Décrue progressive après les inondations exceptionnelles dans l'Ouest
Les cours d'eau de la façade ouest du pays, en situation de crues exceptionnelles depuis plus d'une semaine, ont entamé une lente décrue durant le week-end. Cette amélioration permet aux écoliers de la zone A d'envisager une rentrée scolaire quasi « normale » après les vacances d'hiver, malgré des conditions encore difficiles dans certains secteurs.
Trois départements maintenus en vigilance rouge
Ce lundi 23 février, la Loire-Atlantique, la Charente-Maritime et le Maine-et-Loire restent placés en vigilance rouge par Météo-France. Trois autres départements de l'Ouest – la Sarthe, la Vendée et la Charente – sont maintenus en vigilance orange. Dans le Maine-et-Loire, la préfecture a confirmé dimanche que « la décrue débute lentement ».
À Angers, la concomitance de crues sur plusieurs cours d'eau en amont a fait monter la Maine jusqu'à 6,39 mètres durant le week-end. L'eau a redescendu de quelques centimètres dimanche et devrait continuer à refluer lentement dans les jours suivants selon les prévisions de Vigicrues. En aval, la Loire est également en vigilance rouge des alentours de Saumur jusqu'à Ancenis. Vers Saumur, la décrue a débuté dimanche « mais restera relativement lente ».
Rentrée scolaire organisée malgré les difficultés
En Nouvelle-Aquitaine, où trois départements ont subi les crues successives de la Garonne puis de la Charente durant les vacances scolaires, les cours d'eau sont en « décrue généralisée » ou à un niveau « stabilisé ». Les autorités prévoient ainsi une rentrée scolaire quasi « normale » et « dans les meilleures conditions » pour la zone A.
À Saintes, où la Charente s'est approchée de son record de 1982, trois écoles aux accès détrempés ont été transférées dans des établissements voisins. Les enfants seront placés toute la semaine dans des classes annexes avec leurs équipes pédagogiques habituelles, « sans surnombre », assure Véronique Cambon, adjointe au maire chargée des affaires scolaires.
« L'important, avec cette période de stress, c'est de rassurer les élèves en gardant leurs repères et leurs enseignants habituels. La distance en plus demande un effort d'adaptation aux familles, mais surmontable et totalement transitoire », précise l'élue.
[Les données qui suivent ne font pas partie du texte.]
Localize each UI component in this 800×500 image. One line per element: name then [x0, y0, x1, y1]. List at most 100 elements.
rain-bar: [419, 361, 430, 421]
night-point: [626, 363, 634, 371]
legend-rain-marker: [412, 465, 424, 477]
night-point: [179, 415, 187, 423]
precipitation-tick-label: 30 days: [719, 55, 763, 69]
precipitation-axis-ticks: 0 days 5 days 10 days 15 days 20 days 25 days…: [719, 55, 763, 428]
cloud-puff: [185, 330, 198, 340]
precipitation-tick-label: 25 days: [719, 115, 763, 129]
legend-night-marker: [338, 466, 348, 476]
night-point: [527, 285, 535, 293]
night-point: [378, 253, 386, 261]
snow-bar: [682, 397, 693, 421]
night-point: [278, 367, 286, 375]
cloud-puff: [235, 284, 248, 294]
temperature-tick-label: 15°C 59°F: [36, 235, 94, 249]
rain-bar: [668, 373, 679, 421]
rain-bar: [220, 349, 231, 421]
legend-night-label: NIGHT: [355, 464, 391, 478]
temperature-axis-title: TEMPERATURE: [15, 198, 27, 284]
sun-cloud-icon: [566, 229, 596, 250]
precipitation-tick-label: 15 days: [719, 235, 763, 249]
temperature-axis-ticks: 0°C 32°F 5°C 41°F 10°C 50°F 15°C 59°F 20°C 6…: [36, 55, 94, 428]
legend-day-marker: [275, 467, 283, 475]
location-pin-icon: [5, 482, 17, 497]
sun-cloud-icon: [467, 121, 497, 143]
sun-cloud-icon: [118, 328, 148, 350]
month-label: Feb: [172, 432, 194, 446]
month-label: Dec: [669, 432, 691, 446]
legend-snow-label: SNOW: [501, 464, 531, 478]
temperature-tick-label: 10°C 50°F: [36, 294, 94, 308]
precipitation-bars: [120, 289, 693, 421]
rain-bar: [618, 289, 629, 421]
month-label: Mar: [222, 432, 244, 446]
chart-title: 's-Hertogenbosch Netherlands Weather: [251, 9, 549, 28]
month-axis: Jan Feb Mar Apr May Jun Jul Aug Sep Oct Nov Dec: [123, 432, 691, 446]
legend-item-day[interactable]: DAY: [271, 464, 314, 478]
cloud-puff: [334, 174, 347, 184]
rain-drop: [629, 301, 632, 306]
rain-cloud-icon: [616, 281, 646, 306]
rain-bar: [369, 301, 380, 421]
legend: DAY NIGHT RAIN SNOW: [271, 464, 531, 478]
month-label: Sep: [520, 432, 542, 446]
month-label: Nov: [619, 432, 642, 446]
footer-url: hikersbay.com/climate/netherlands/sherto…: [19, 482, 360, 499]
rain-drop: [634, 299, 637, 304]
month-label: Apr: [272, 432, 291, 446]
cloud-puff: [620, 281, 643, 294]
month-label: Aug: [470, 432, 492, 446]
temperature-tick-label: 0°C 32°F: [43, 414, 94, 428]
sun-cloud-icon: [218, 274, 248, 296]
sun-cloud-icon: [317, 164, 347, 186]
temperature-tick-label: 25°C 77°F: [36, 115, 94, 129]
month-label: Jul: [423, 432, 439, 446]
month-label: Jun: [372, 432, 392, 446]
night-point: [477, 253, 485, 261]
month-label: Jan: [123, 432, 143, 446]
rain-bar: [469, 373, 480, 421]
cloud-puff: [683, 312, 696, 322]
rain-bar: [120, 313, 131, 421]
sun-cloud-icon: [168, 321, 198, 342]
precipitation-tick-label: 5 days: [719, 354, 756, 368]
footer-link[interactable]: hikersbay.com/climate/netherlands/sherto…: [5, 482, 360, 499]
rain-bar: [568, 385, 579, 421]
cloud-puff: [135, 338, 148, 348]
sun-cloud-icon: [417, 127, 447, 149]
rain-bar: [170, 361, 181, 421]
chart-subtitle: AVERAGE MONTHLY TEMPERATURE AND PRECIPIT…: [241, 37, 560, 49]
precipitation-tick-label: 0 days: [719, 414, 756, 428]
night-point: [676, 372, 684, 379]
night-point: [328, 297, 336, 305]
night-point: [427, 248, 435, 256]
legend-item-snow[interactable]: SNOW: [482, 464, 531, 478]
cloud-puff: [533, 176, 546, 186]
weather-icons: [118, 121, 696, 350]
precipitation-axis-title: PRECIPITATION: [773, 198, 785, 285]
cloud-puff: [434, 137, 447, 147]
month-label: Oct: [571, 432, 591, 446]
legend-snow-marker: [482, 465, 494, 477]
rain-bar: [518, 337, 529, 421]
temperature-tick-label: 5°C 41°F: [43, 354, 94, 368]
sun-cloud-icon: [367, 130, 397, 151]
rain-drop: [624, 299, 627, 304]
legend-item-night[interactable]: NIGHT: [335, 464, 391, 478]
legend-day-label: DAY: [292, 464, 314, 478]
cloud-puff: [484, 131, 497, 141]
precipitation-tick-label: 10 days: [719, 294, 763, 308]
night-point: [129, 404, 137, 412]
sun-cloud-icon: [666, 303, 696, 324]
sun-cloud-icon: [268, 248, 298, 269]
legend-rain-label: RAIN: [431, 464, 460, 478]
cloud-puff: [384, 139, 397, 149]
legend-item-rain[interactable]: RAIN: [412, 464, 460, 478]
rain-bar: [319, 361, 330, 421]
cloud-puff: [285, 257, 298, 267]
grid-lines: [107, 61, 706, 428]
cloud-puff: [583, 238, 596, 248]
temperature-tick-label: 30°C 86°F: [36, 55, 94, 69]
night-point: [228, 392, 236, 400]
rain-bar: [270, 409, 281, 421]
Adaptations logistiques pour assurer la sécurité
À Courcoury, commune charentaise cernée par les eaux, trois 4×4 de la gendarmerie, habituellement réservés au transport de troupes, vont participer au ramassage scolaire toute la semaine. Ces véhicules achemineront les collégiens et lycéens hors des routes inondées vers leurs bus habituels.
« Ça les fait partir une demi-heure plus tôt que d'habitude, mais les 4×4 de la gendarmerie nous simplifient la vie et c'est tout de même beaucoup mieux au niveau sécuritaire », se félicite le maire Eric Bigot.
En Gironde, où la Garonne est redescendue en vigilance jaune dimanche soir, « on aura zéro école les pieds dans l'eau, et les petits dégâts de la tempête [Pedro] ont été réparés. Tout sera opérationnel lundi », déclare Camille Da Silva, directrice de cabinet de l'académie de Gironde.
Réparations et nettoyage en cours
À Sainte-Croix-du-Mont, dans le sud de la Gironde, le réseau d'eau potable est en réparation après avoir été « fortement perturbé » par les crues. La mairie a entreposé deux palettes de bouteilles d'eau dans l'école du village et coupé les robinets.
« On voit la petite lumière au loin parce qu'il y a une décrue importante. Tout va rentrer dans l'ordre niveau circulation. Maintenant l'heure est au nettoyage et à la collecte des déchets », explique à l'Agence France-Presse son maire, Michel Latapy.
En Lot-et-Garonne, seules deux écoles inondées durant les vacances seront transférées dans les communes voisines, sans fermeture, selon le rectorat et l'académie.
Contexte climatique inquiétant
Selon les scientifiques du GIEC (Groupe d'experts intergouvernemental sur l'évolution du climat), les précipitations vont devenir plus fréquentes et plus intenses en raison de l'évolution du climat, ce qui augmentera les inondations au niveau local. L'imperméabilisation des sols et la suppression des haies, fossés et zones humides pour privilégier les grandes cultures agricoles peuvent, en outre, aggraver leurs conséquences.
Cette situation météorologique exceptionnelle rappelle la vulnérabilité des territoires face aux événements climatiques extrêmes, alors que les experts alertent sur l'intensification de ces phénomènes dans les années à venir.